The author of over 130 publications, including five major self-authored books in English and eight in Danish. A talent for rigorous political analysis was evident in his path breaking work on the nature of the peripheral state in India and Pakistan, undertaken as doctoral research at the University of Aarhus, where he studied from the late 1960s.

While his approach was rooted in political economy, he incorporated neo-classical theories of trade and investment, and the ‘new institutionalism’ of incentives and transaction costs. An early interest in transnational corporations in India led to the publication of his Transnational Corporations in a Developing Country (1988). This was followed by Democracy, Competition and Choice (1995) which was a critical examination of local government in Nepal, while his Society, State and Market: a guide to competing theories of development (1997) received widespread acclaim as an accessible roadmap for students and practitioners – it has been published in at least six countries. Policies, Institutions and Industrial Development (2001) summarizes two decades of research into India’s industrial development experience. Aid: Understanding International Development Cooperation (coauthored with Poul Engberg-Pedersen, Zed, 2003) was published at a time when international development spending was being challenged.

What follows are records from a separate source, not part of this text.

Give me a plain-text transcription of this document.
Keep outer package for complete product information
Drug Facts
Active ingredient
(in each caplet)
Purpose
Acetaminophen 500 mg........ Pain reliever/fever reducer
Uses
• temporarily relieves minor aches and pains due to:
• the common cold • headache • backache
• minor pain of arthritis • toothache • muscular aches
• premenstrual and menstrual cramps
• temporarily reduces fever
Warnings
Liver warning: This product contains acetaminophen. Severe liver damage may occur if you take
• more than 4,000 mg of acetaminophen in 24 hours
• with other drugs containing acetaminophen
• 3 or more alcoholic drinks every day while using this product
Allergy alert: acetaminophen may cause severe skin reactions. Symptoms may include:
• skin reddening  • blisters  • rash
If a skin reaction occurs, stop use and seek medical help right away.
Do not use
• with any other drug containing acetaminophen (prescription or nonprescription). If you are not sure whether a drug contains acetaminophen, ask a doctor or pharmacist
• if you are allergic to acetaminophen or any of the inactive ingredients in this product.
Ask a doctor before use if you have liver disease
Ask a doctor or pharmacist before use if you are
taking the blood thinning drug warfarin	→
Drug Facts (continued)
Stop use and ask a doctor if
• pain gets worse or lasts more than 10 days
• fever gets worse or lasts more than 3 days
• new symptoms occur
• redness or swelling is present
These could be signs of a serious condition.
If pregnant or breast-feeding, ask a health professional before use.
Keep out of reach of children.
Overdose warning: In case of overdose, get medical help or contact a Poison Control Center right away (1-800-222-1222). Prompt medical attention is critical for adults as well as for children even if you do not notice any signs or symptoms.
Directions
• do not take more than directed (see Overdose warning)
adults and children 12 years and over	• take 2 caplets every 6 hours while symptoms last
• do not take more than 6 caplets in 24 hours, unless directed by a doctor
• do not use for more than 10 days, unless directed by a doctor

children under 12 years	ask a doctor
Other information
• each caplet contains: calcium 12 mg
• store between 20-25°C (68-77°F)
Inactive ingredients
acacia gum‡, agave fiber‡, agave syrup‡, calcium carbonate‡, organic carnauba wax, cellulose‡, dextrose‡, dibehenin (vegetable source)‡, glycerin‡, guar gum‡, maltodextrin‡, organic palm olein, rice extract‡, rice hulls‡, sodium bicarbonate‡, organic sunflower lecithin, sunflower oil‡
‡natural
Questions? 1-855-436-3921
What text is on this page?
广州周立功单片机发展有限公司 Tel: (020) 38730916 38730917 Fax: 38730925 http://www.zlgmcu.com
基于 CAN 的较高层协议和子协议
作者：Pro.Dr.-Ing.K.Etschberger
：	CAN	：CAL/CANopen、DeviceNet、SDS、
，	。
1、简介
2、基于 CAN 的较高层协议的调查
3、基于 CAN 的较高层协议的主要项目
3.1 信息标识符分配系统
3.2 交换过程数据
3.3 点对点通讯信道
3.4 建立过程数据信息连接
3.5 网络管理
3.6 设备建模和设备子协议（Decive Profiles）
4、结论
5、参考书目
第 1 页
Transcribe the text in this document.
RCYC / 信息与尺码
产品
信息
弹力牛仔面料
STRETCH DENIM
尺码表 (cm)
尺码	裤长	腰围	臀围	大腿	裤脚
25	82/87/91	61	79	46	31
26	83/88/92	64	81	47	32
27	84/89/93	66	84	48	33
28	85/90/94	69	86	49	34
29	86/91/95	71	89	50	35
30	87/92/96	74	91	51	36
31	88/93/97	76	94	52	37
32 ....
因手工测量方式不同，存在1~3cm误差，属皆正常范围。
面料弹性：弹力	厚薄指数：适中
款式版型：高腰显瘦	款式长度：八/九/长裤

From 1999 until his death, Martinussen headed a Roskilde research programme, GlobAsia, investigated the impact of globalization and regionalization on Asian countries – his own interest was again with India - a country that resisted external pressure to liberalize imports and capital flows for four decades - and the political fallout created by the increasing presence of transnational and foreign firms.

Poverty alleviation was always central to his projects; he believed, and fought for, continuing Danish assistance the regions and countries he worked in.